The overhead introduced by reading and writing each character separately is fairly high.
With that approach, I get a speed of about 19 MB/s. With the previous block-based approach (buffer size reduced to 1 MB), I get ~262 MB/s. And with the following modification, which allows the compiler to XOR 16 bytes at a time using SSE2 instead of operating on single bytes, I get 658 MB/s:

  const int keyBufSize=64;
  char keyBuf[keyBufSize];
  for (int i=0;i<keyBufSize;i++)keyBuf[i]=key[i%key.size()];
  [...]

  int j=0;
  for(;j<blocksize-blocksize%keyBufSize;j+=keyBufSize)
  {
    for (int k=0;k<keyBufSize;k++)buffer[j+k]^=keyBuf[k];    
  }
  for(;j<blocksize;j++)buffer[j]^=key[j%key.size()];

Edit: it should be mentioned that the buffer-based approach requires choosing a block size that is a multiple of the key length. Either that, or avoid resetting the key index to 0 inside the loop.

Last edited on

Cubbi (4774)

I love benchmarking too!

testing on GNU g++ 4.6.2 on linux with a 386,233,996 byte file and a 32-byte key.

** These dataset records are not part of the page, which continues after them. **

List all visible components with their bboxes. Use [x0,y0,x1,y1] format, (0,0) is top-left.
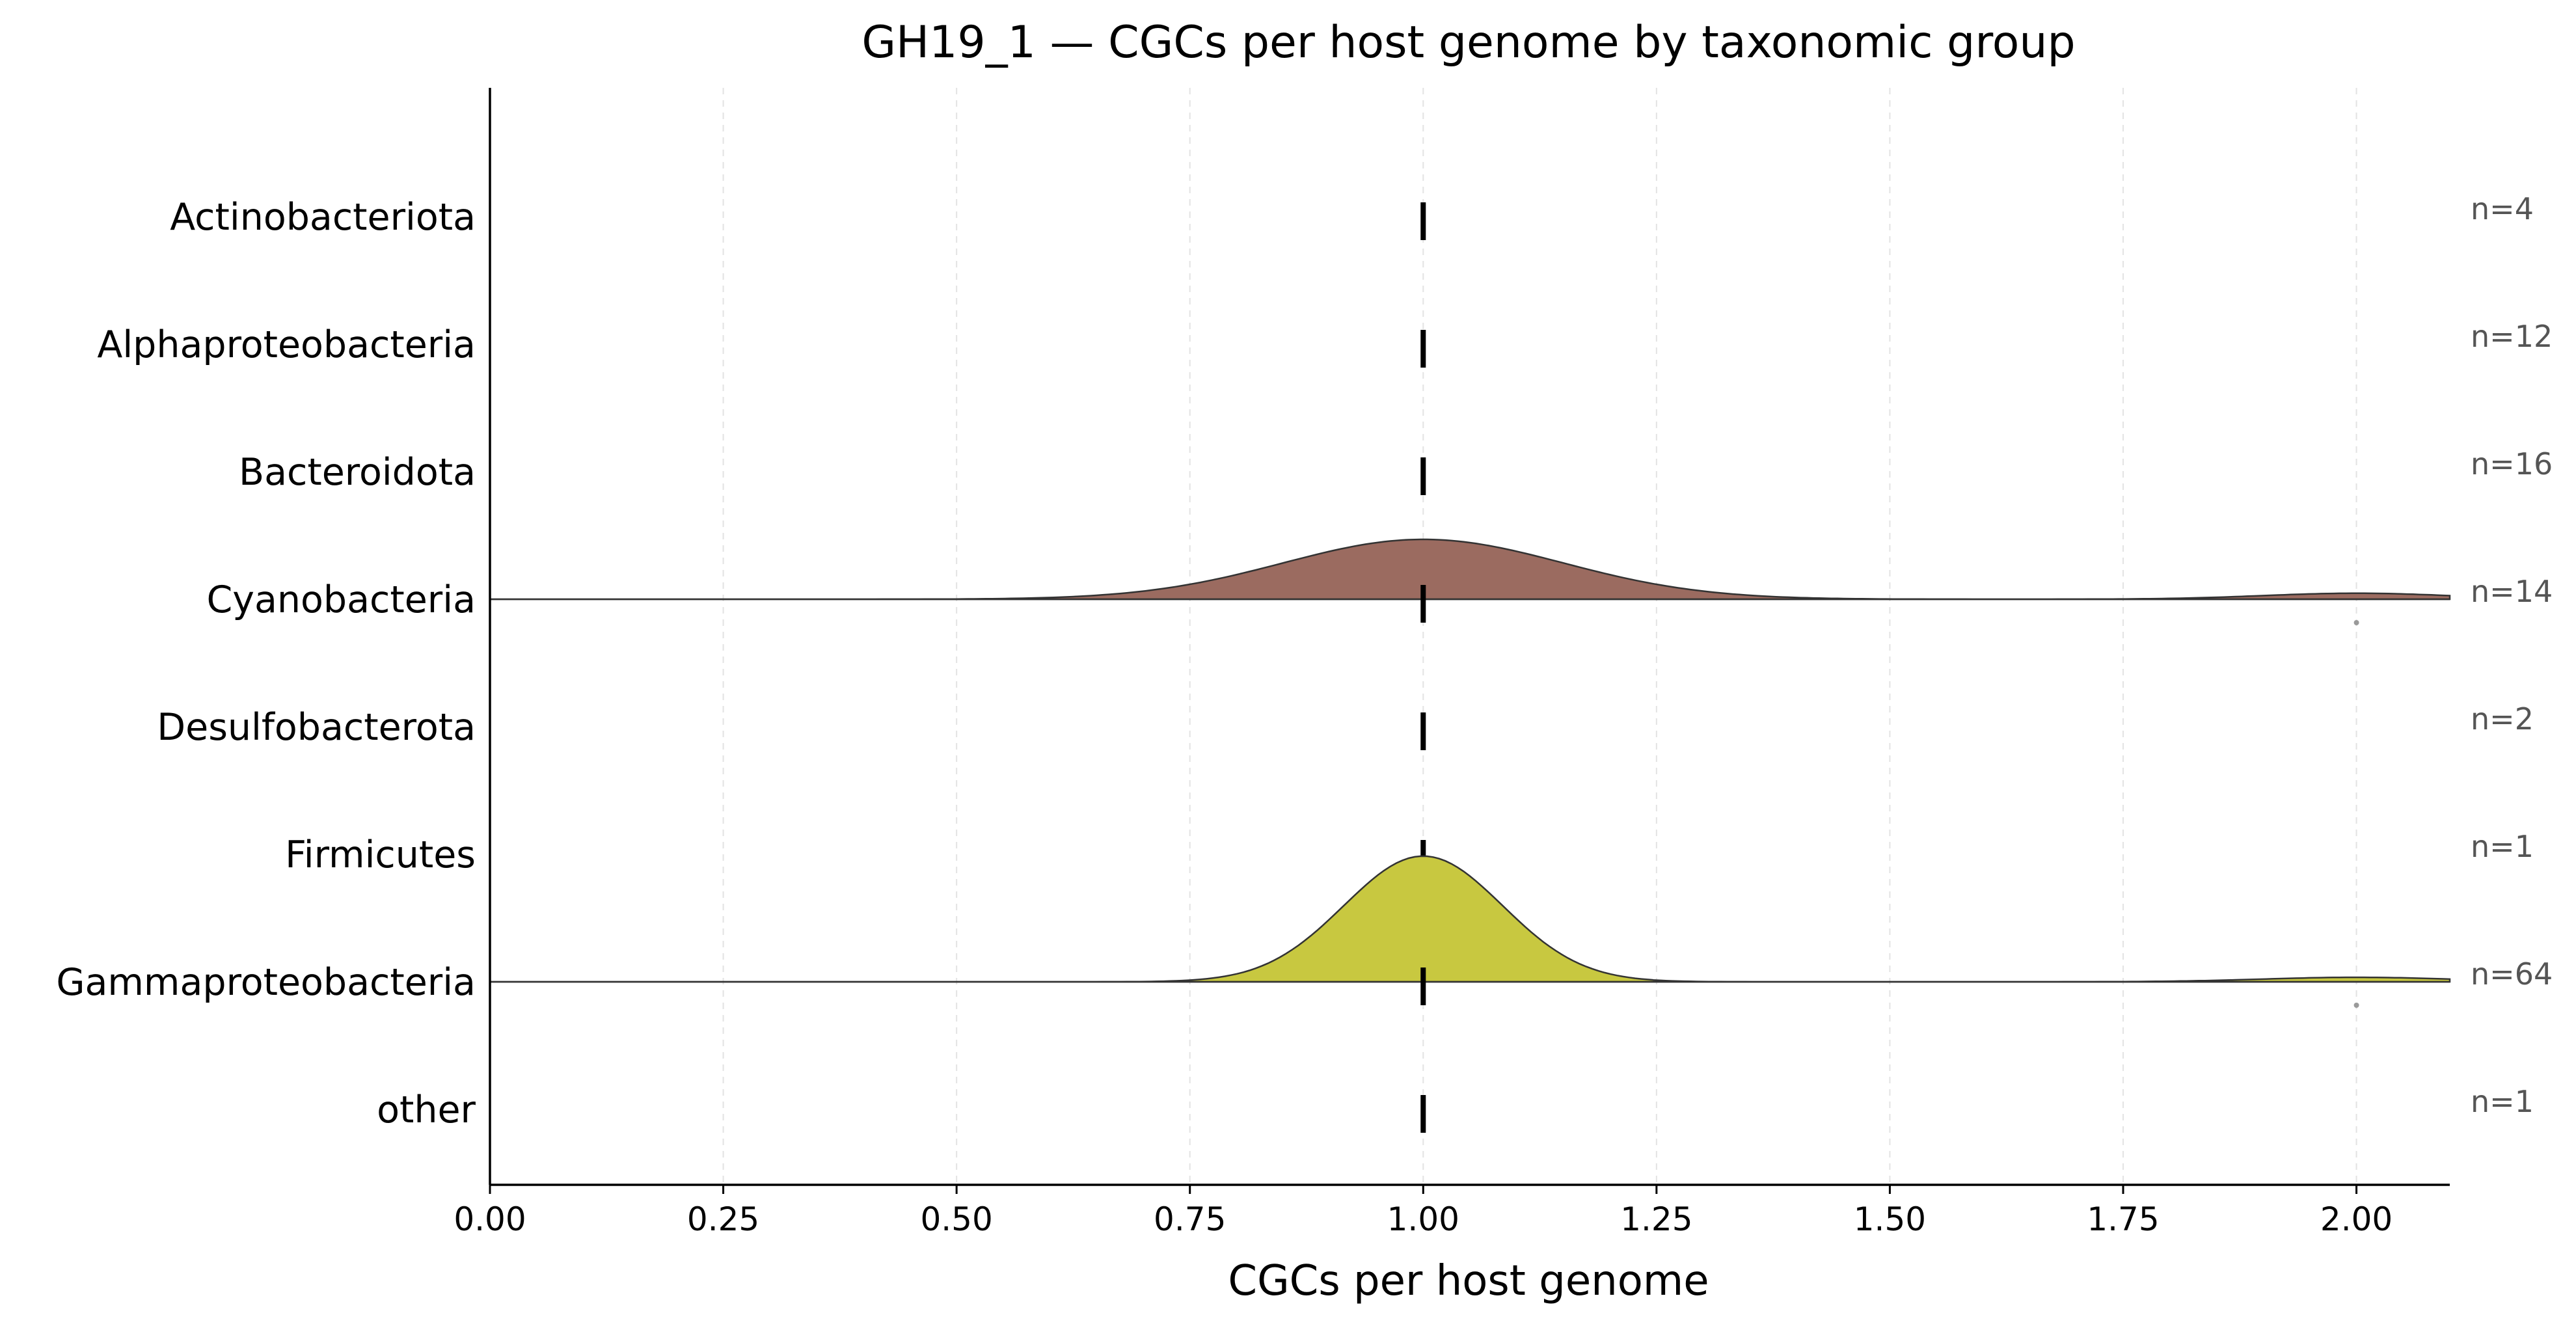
n-label: n=64 [2471,956,2553,992]
n-label: n=2 [2471,701,2534,737]
chart-title: GH19_1 — CGCs per host genome by taxonom… [861,17,2075,68]
group-label: Cyanobacteria [206,578,476,621]
ridge-group [490,855,2451,1008]
x-axis-label: CGCs per host genome [1228,1257,1709,1305]
n-label: n=4 [2471,191,2534,226]
x-tick-label: 1.50 [1854,1200,1926,1238]
outlier-point [2353,620,2359,625]
x-tick-label: 2.00 [2320,1200,2393,1238]
group-label: Bacteroidota [239,451,476,494]
group-label: Alphaproteobacteria [97,323,476,366]
x-tick-label: 1.00 [1387,1200,1459,1238]
density-area [490,538,2451,601]
x-tick-label: 0.75 [1154,1200,1226,1238]
y-tick-labels: Actinobacteriota Alphaproteobacteria Bacte… [56,196,476,1131]
density-area [490,855,2451,983]
grid-lines [489,88,2357,1185]
outlier-point [2353,1003,2359,1008]
group-label: Gammaproteobacteria [56,961,476,1004]
x-tick-label: 0.25 [687,1200,759,1238]
n-label: n=12 [2471,319,2553,354]
axes [489,88,2450,1186]
ridges [490,202,2451,1133]
n-label: n=16 [2471,446,2553,481]
group-label: Desulfobacterota [157,706,476,749]
x-tick-label: 0.50 [920,1200,992,1238]
x-tick-label: 0.00 [454,1200,526,1238]
x-tick-label: 1.75 [2087,1200,2159,1238]
group-label: other [377,1089,476,1131]
x-tick-label: 1.25 [1620,1200,1692,1238]
x-ticks: 0.00 0.25 0.50 0.75 1.00 1.25 1.50 1.75 2.00 [454,1185,2393,1238]
n-label: n=1 [2471,829,2534,864]
n-label: n=14 [2471,574,2553,609]
group-label: Actinobacteriota [170,196,476,239]
n-labels: n=4 n=12 n=16 n=14 n=2 n=1 n=64 n=1 [2471,191,2553,1119]
group-label: Firmicutes [285,833,476,876]
n-label: n=1 [2471,1084,2534,1119]
ridge-group [490,538,2451,625]
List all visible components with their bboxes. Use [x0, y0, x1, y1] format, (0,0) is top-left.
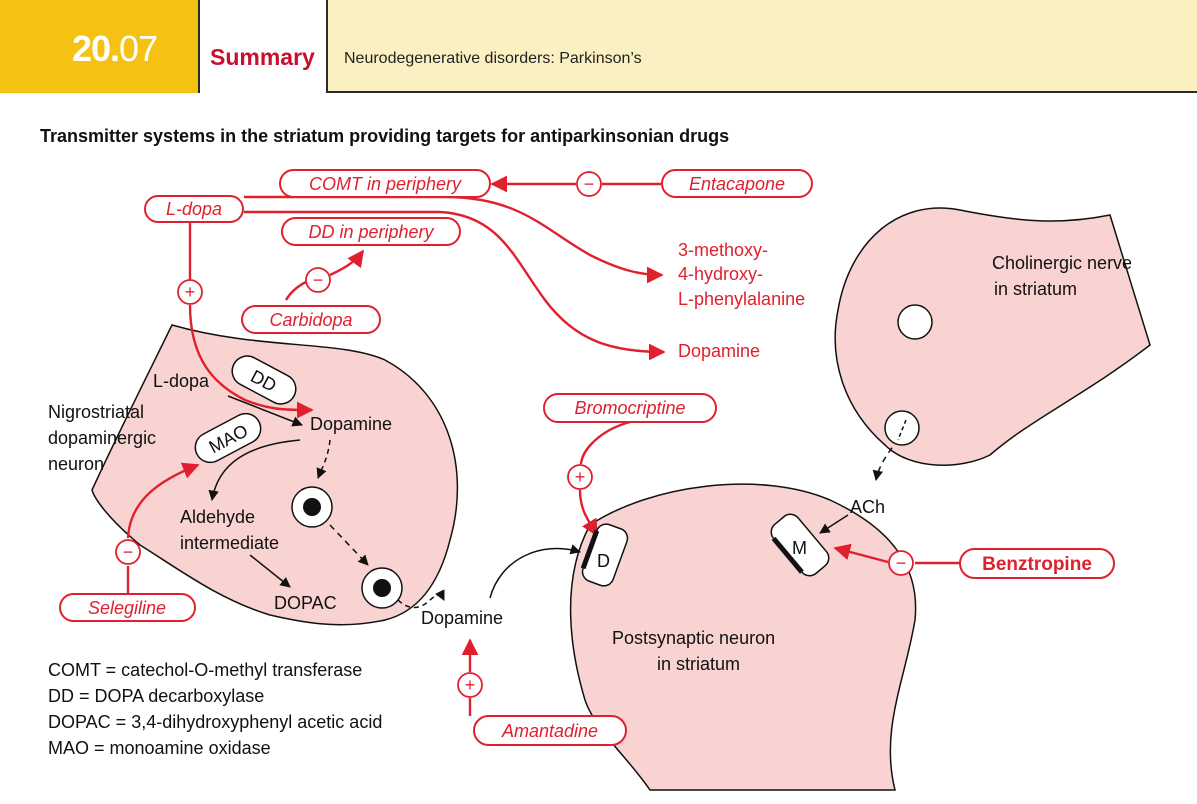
- legend-item: DD = DOPA decarboxylase: [48, 686, 265, 706]
- minus-symbol-entacapone: −: [576, 171, 602, 197]
- page-header: 20.07 Summary Neurodegenerative disorder…: [0, 0, 1197, 93]
- abbreviation-legend: COMT = catechol-O-methyl transferase DD …: [48, 657, 382, 761]
- svg-text:+: +: [575, 467, 586, 487]
- legend-item: MAO = monoamine oxidase: [48, 738, 271, 758]
- svg-text:−: −: [584, 174, 595, 194]
- methoxy-label-1: 3-methoxy-: [678, 240, 768, 260]
- neuron-name-1: Nigrostriatal: [48, 402, 144, 422]
- dd-enzyme-pill: DD: [231, 355, 297, 405]
- amantadine-pill: Amantadine: [473, 715, 627, 746]
- legend-item: DOPAC = 3,4-dihydroxyphenyl acetic acid: [48, 712, 383, 732]
- ach-label: ACh: [850, 497, 885, 517]
- summary-tab: Summary: [200, 0, 328, 93]
- svg-text:Entacapone: Entacapone: [689, 174, 785, 194]
- muscarinic-receptor: [770, 513, 830, 577]
- aldehyde-label-1: Aldehyde: [180, 507, 255, 527]
- svg-text:Benztropine: Benztropine: [982, 554, 1092, 575]
- ldopa-pill: L-dopa: [144, 195, 244, 223]
- dopamine-receptor: [580, 523, 629, 587]
- entacapone-pill: Entacapone: [661, 169, 813, 198]
- svg-text:Bromocriptine: Bromocriptine: [574, 398, 685, 418]
- svg-text:+: +: [185, 282, 196, 302]
- peripheral-dopamine-label: Dopamine: [678, 341, 760, 361]
- cholinergic-label-2: in striatum: [994, 279, 1077, 299]
- methoxy-label-3: L-phenylalanine: [678, 289, 805, 309]
- postsynaptic-neuron-cell: [569, 483, 917, 791]
- nigrostriatal-neuron-cell: [91, 324, 459, 626]
- neuron-name-2: dopaminergic: [48, 428, 156, 448]
- dopac-label: DOPAC: [274, 593, 337, 613]
- vesicle-2: [361, 567, 403, 609]
- svg-text:−: −: [123, 542, 134, 562]
- postsynaptic-label-1: Postsynaptic neuron: [612, 628, 775, 648]
- svg-text:+: +: [465, 675, 476, 695]
- minus-symbol-benztropine: −: [888, 550, 914, 576]
- receptor-d-label: D: [597, 551, 610, 571]
- plus-symbol-bromocriptine: +: [567, 464, 593, 490]
- selegiline-pill: Selegiline: [59, 593, 196, 622]
- peripheral-pathways: [126, 175, 960, 716]
- svg-text:DD in periphery: DD in periphery: [308, 222, 434, 242]
- vesicle-1: [291, 486, 333, 528]
- svg-text:Selegiline: Selegiline: [88, 598, 166, 618]
- topic-box: Neurodegenerative disorders: Parkinson’s: [328, 0, 1197, 93]
- neuron-dopamine-label: Dopamine: [310, 414, 392, 434]
- svg-text:L-dopa: L-dopa: [166, 199, 222, 219]
- postsynaptic-label-2: in striatum: [657, 654, 740, 674]
- svg-text:−: −: [896, 553, 907, 573]
- cholinergic-label-1: Cholinergic nerve: [992, 253, 1132, 273]
- diagram-title: Transmitter systems in the striatum prov…: [40, 126, 730, 146]
- svg-text:COMT in periphery: COMT in periphery: [309, 174, 462, 194]
- plus-symbol-amantadine: +: [457, 672, 483, 698]
- aldehyde-label-2: intermediate: [180, 533, 279, 553]
- legend-item: COMT = catechol-O-methyl transferase: [48, 660, 363, 680]
- neuron-name-3: neuron: [48, 454, 104, 474]
- section-number-box: 20.07: [0, 0, 200, 93]
- minus-symbol-selegiline: −: [115, 539, 141, 565]
- topic-title: Neurodegenerative disorders: Parkinson’s: [344, 50, 642, 67]
- synaptic-dopamine-label: Dopamine: [421, 608, 503, 628]
- svg-text:Amantadine: Amantadine: [501, 721, 598, 741]
- comt-periphery-pill: COMT in periphery: [279, 169, 491, 198]
- cholinergic-nerve-cell: [834, 207, 1151, 466]
- neuron-ldopa-label: L-dopa: [153, 371, 210, 391]
- carbidopa-pill: Carbidopa: [241, 305, 381, 334]
- svg-text:−: −: [313, 270, 324, 290]
- bromocriptine-pill: Bromocriptine: [543, 393, 717, 423]
- methoxy-label-2: 4-hydroxy-: [678, 264, 763, 284]
- dd-periphery-pill: DD in periphery: [281, 217, 461, 246]
- summary-label: Summary: [210, 44, 315, 70]
- minus-symbol-carbidopa: −: [305, 267, 331, 293]
- benztropine-pill: Benztropine: [959, 548, 1115, 579]
- svg-text:Carbidopa: Carbidopa: [269, 310, 352, 330]
- plus-symbol-ldopa: +: [177, 279, 203, 305]
- receptor-m-label: M: [792, 538, 807, 558]
- cholinergic-vesicle-1: [897, 304, 933, 340]
- section-number: 20.07: [72, 28, 158, 69]
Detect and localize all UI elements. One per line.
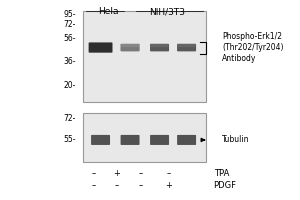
Text: TPA: TPA xyxy=(214,169,229,178)
FancyBboxPatch shape xyxy=(150,135,169,145)
Text: +: + xyxy=(114,169,120,178)
Text: Tubulin: Tubulin xyxy=(222,135,250,144)
Text: 72-: 72- xyxy=(64,114,76,123)
FancyBboxPatch shape xyxy=(121,135,140,145)
Text: 36-: 36- xyxy=(64,57,76,66)
FancyBboxPatch shape xyxy=(150,48,169,51)
Text: 20-: 20- xyxy=(64,81,76,90)
FancyBboxPatch shape xyxy=(91,135,110,145)
Text: Hela: Hela xyxy=(98,7,119,16)
FancyBboxPatch shape xyxy=(121,48,139,51)
FancyBboxPatch shape xyxy=(177,44,196,51)
Text: –: – xyxy=(166,169,170,178)
FancyBboxPatch shape xyxy=(177,135,196,145)
Text: –: – xyxy=(115,181,119,190)
Text: 55-: 55- xyxy=(64,135,76,144)
Bar xyxy=(83,113,206,162)
FancyBboxPatch shape xyxy=(177,48,196,51)
Text: –: – xyxy=(92,181,96,190)
FancyBboxPatch shape xyxy=(121,44,139,47)
Text: +: + xyxy=(165,181,172,190)
Text: –: – xyxy=(138,181,142,190)
Text: 95-: 95- xyxy=(64,10,76,19)
FancyBboxPatch shape xyxy=(150,44,169,51)
FancyBboxPatch shape xyxy=(150,44,169,47)
Text: NIH/3T3: NIH/3T3 xyxy=(149,7,185,16)
Text: Phospho-Erk1/2
(Thr202/Tyr204)
Antibody: Phospho-Erk1/2 (Thr202/Tyr204) Antibody xyxy=(222,32,284,63)
Text: PDGF: PDGF xyxy=(214,181,237,190)
Text: 72-: 72- xyxy=(64,20,76,29)
FancyBboxPatch shape xyxy=(88,42,112,53)
Text: –: – xyxy=(92,169,96,178)
FancyBboxPatch shape xyxy=(121,44,140,51)
Text: –: – xyxy=(138,169,142,178)
Text: 56-: 56- xyxy=(64,34,76,43)
Bar xyxy=(83,11,206,102)
FancyBboxPatch shape xyxy=(177,44,196,47)
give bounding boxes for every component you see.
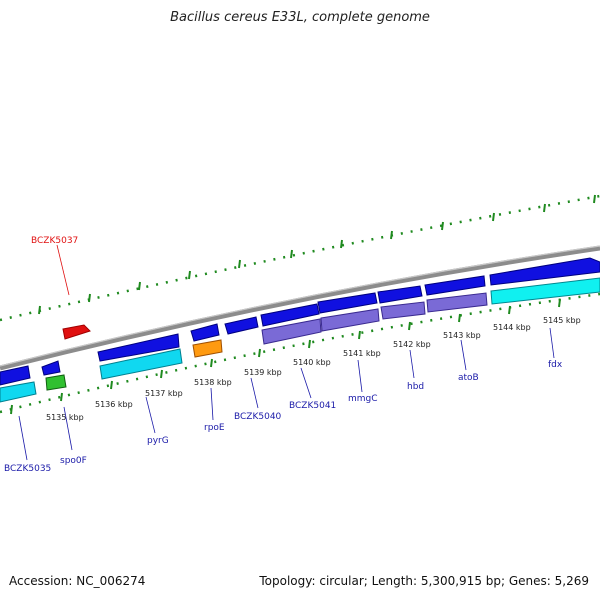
- gene-label-bczk5041[interactable]: BCZK5041: [289, 401, 336, 411]
- inner-ruler-major-ticks: [10, 298, 561, 415]
- gene-feature[interactable]: [380, 301, 426, 320]
- gene-feature[interactable]: [45, 374, 67, 391]
- gene-label-hbd[interactable]: hbd: [407, 382, 424, 392]
- accession-text: Accession: NC_006274: [9, 574, 146, 588]
- gene-label-fdx[interactable]: fdx: [548, 360, 563, 370]
- gene-feature[interactable]: [261, 318, 322, 345]
- gene-feature[interactable]: [424, 275, 486, 296]
- gene-feature[interactable]: [97, 333, 180, 362]
- gene-bczk5037-feature[interactable]: [62, 324, 91, 340]
- gene-feature[interactable]: [0, 381, 37, 403]
- position-label: 5137 kbp: [145, 389, 183, 398]
- outer-ruler-major-ticks: [38, 194, 596, 315]
- position-label: 5144 kbp: [493, 323, 531, 332]
- gene-feature[interactable]: [489, 257, 600, 286]
- gene-feature[interactable]: [490, 277, 600, 305]
- position-labels: 5135 kbp 5136 kbp 5137 kbp 5138 kbp 5139…: [46, 316, 581, 422]
- position-label: 5142 kbp: [393, 340, 431, 349]
- position-label: 5145 kbp: [543, 316, 581, 325]
- gene-feature[interactable]: [0, 365, 31, 386]
- position-label: 5135 kbp: [46, 413, 84, 422]
- position-label: 5141 kbp: [343, 349, 381, 358]
- secondary-features: [0, 277, 600, 403]
- gene-feature[interactable]: [320, 308, 380, 332]
- gene-labels: BCZK5037 BCZK5035 spo0F pyrG rpoE BCZK50…: [4, 236, 563, 474]
- gene-label-bczk5040[interactable]: BCZK5040: [234, 412, 282, 422]
- gene-feature[interactable]: [99, 348, 183, 380]
- position-label: 5136 kbp: [95, 400, 133, 409]
- gene-feature[interactable]: [192, 339, 223, 358]
- gene-feature[interactable]: [190, 323, 220, 342]
- position-label: 5138 kbp: [194, 378, 232, 387]
- gene-label-rpoe[interactable]: rpoE: [204, 423, 225, 433]
- genome-summary-text: Topology: circular; Length: 5,300,915 bp…: [259, 574, 589, 588]
- forward-genes: [0, 257, 600, 386]
- label-leaders: [18, 244, 555, 461]
- gene-label-pyrg[interactable]: pyrG: [147, 436, 169, 446]
- gene-label-spo0f[interactable]: spo0F: [60, 456, 87, 466]
- gene-feature[interactable]: [317, 292, 378, 314]
- gene-feature[interactable]: [260, 303, 320, 327]
- gene-label-mmgc[interactable]: mmgC: [348, 394, 378, 404]
- position-label: 5143 kbp: [443, 331, 481, 340]
- gene-label-atob[interactable]: atoB: [458, 373, 479, 383]
- genome-backbone: [0, 245, 600, 371]
- gene-label-bczk5037[interactable]: BCZK5037: [31, 236, 78, 246]
- genome-title: Bacillus cereus E33L, complete genome: [170, 10, 430, 25]
- gene-label-bczk5035[interactable]: BCZK5035: [4, 464, 51, 474]
- position-label: 5140 kbp: [293, 358, 331, 367]
- gene-feature[interactable]: [41, 360, 61, 376]
- gene-feature[interactable]: [224, 316, 259, 335]
- gene-feature[interactable]: [377, 285, 423, 304]
- gene-feature[interactable]: [426, 292, 488, 313]
- position-label: 5139 kbp: [244, 368, 282, 377]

original version (sans ifstream typo): http://ideone.com/RNEVA
25.73s

original version modified to use istreambuf_iterators: http://ideone.com/z98Nv
9.75s

Athar's loop (if I implemented it correctly): http://ideone.com/0tkAg
8.10s

memory-mapped file I/O: http://ideone.com/KLxv8
6.21s

the output files were tested in each case to match the output of the original version exactly. Program execution was measured with the bash builtin command "time", average of three tries.

(so I was wrong, in this case, file I/O does not actually dwarf the extra function call times)

Last edited on

Topic archived. No new replies allowed.